Zondag 1 juli ontbeten we op ons terras van het zomerhuisje in Ferch. We luisterden naar de viering vanuit Roden; hoorden we daar in Duitsland Dea de schriftlezing doen en Walter preekte over het dochtertje van Jairus. Van die preek heb ik alleen het begin gehoord; om 10.30 uur begon de dienst in het oude visserskerkje in het dorp, daar wandelde ik naar toe.
Op het kerkpad ontmoette ik een boomlange meneer helemaal in het zwart, naar later bleek de voorganger. “Besuchen Sie unserer Gottesdienst?” Op mijn bevestigende antwoord klaarde hij helemaal op en voordat we binnen waren wist ik al dat hij een groot bewonderaar was van Herman van Veen.
Uit de gesprekken met de andere gemeenteleden leidde ik af dat men niet veel kerkgangers verwachtte; er was zaterdagavond in een ander deel van de gemeente een grote doopviering geweest. Je kunt het kerkje in dit dorpje het best vergelijken met onze Jacobskerk in Roderwolde.
Het bezoekersaantal haalde de tien niet. De dominee vroeg of we in een kringetje om hem heen kwamen zitten; het leek alsof we in een huiskamer zaten. Het zingen was niet best: de organist speelde alsof de kerk vol zat en de heren links en rechts van mij bakten er niet veel van. Ondanks dat was het een bijzondere ervaring. De preek ging over de uitspraak van Jezus dat je zijn volgeling niet kunt zijn als je je familie niet haat.
De voorganger bleef in de kring zitten tijdens zijn verhaal. Hij keek ons om beurten aan en legde uit dat ‘haten’ niet een erg goede vertaling was. Jezus bedoelde ‘afstand. Je moet soms afstand betrachten ten opzichte van je familie, je vrienden en je achtergrond. “Ik ben opgegroeid in de voormalige DDR en studeerde bij een professor die ons leerde dat we zelf moesten nadenken. Dat was alleen wel moeilijk in ons land, want we mochten wel de krant lezen die door ons kerkgenootschap werd uitgegeven (onder staatstoezicht),
maar we mochten de artikelen niet uitknippen, voorzien van eigen commentaar en bewaren. Er werd voor ons gedacht.”

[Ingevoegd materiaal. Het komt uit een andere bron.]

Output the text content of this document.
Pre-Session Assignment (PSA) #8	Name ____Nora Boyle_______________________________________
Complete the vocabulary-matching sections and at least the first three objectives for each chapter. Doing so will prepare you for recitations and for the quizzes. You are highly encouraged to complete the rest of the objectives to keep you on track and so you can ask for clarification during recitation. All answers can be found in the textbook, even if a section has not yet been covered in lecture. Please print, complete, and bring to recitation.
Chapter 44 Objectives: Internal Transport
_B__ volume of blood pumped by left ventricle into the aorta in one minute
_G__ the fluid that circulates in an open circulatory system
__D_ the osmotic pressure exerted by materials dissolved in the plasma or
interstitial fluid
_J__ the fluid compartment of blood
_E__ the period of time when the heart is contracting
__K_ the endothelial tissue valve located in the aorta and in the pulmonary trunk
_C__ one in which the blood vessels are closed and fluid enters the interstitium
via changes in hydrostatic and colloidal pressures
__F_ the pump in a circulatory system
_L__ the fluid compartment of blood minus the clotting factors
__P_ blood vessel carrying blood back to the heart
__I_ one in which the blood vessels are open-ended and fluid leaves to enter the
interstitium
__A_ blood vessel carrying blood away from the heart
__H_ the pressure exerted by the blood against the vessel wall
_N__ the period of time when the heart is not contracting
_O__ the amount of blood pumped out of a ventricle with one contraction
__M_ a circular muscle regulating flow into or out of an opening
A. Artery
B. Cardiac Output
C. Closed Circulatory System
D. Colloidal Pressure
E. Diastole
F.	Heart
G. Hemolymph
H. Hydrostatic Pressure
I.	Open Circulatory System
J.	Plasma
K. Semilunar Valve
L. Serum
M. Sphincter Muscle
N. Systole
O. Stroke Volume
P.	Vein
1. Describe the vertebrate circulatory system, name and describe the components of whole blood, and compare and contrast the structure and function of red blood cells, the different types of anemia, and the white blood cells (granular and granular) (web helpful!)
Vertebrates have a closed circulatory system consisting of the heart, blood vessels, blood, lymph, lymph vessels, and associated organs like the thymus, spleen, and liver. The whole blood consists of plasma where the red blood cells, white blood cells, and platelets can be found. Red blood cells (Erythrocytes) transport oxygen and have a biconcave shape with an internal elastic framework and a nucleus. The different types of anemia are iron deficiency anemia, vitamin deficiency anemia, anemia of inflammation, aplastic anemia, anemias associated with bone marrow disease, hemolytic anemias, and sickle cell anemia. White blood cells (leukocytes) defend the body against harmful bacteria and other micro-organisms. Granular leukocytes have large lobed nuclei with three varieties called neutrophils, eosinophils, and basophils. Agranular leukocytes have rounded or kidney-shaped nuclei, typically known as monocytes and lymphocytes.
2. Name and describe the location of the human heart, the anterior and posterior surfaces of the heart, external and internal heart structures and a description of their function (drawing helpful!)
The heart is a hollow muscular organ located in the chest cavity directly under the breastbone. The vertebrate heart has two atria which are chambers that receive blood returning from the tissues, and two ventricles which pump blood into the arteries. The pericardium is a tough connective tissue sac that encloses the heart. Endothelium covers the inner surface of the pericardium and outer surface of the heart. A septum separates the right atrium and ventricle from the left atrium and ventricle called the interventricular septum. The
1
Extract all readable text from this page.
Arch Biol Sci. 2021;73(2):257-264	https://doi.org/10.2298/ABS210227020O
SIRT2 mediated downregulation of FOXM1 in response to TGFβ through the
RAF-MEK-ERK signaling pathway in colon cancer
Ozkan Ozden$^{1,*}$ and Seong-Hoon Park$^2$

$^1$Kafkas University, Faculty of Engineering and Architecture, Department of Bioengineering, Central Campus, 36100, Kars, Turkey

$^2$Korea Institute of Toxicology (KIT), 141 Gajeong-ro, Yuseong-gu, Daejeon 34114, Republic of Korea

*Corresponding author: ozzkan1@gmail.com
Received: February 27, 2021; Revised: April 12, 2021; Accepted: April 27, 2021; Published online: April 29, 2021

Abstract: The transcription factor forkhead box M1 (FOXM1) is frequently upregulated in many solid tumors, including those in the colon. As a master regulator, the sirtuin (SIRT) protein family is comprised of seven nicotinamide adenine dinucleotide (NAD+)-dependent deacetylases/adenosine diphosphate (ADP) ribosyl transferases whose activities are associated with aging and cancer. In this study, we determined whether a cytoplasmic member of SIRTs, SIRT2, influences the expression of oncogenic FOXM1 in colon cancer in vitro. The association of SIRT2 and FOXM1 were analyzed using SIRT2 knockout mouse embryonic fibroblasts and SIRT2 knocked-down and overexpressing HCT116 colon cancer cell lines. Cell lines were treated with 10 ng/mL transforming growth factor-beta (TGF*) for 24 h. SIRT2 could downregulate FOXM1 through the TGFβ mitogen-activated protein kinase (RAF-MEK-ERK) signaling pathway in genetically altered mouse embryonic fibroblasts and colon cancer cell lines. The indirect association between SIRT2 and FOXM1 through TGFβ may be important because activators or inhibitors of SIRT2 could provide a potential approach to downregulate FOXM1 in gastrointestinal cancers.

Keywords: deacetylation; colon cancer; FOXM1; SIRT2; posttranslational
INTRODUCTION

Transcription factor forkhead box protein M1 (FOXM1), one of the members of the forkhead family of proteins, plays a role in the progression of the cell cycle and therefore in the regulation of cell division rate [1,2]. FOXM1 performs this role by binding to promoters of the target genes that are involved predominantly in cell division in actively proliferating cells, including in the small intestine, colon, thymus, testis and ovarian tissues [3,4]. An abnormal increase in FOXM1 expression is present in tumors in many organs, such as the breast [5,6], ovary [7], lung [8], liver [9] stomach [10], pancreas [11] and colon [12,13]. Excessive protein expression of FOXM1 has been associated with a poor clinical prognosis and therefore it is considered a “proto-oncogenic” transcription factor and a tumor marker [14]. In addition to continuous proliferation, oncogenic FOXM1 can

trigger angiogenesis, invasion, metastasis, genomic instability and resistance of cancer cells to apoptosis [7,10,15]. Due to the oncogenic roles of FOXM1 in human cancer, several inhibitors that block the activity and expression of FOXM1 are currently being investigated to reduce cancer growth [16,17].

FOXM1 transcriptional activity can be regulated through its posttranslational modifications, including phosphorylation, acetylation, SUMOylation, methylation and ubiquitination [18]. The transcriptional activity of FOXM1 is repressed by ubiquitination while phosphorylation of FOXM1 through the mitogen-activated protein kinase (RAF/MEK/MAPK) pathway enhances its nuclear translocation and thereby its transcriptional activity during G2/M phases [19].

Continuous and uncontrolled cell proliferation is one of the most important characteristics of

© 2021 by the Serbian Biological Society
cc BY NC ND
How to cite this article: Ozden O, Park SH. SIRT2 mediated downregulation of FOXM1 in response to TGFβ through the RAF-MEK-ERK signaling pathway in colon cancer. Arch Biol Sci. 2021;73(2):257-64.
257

Maar ondertussen hadden de professor en zijn leerlingen mappen vol artikelen met eigen aantekeningen die natuurlijk niet in de boekenkast stonden.
“Jezus bedoelt dat je hem alleen kunt volgen ‘wenn Kopf und Herz frei sind’. Laat je niet binden door knellende banden die je vertellen wat wel en niet mag, wat wel en niet hoort en wat je moet denken. Altijd zelf blijven nadenken.”
De predikant betrok ons allemaal bij de viering en gaf ons tekstgedeelten om voor te lezen. In mijn beste Duits las ik een stukje van het gebed.
Het Onze Vader sprak ik gewoon in het Nederlands mee.
Altijd als ik in het buitenland naar de kerk ga ontroert me de liturgie. Dezelfde woorden als bij ons, uitgesproken in een andere taal, maar even veelzeggend en vertrouwd. Die morgen ervoer ik ook weer eens dat een fijne viering niet afhangt van het aantal mensen. De kerkdienst met deze kleine kring mensen in de eenvoudige visserskerk zal me altijd bijblijven als een van de bijzonderste vieringen uit mijn leven.
Hieronder nog het kleine gedeelte uit het gebed dat ik voor mocht lezen:
Wie beten für die, die arm geworden sind: arm an Fantasie, arm an Leidenschaft oder arm an menschlicher Wärme. Ein leeres Leben ist nicht so leicht zu füllen wie ein leerer Becher. Hilf uns lernen von deiner Barmherzigkeit und deiner mittreissende Liebe.
Wir rufen zu Dir: höre uns, wir rufen Dich.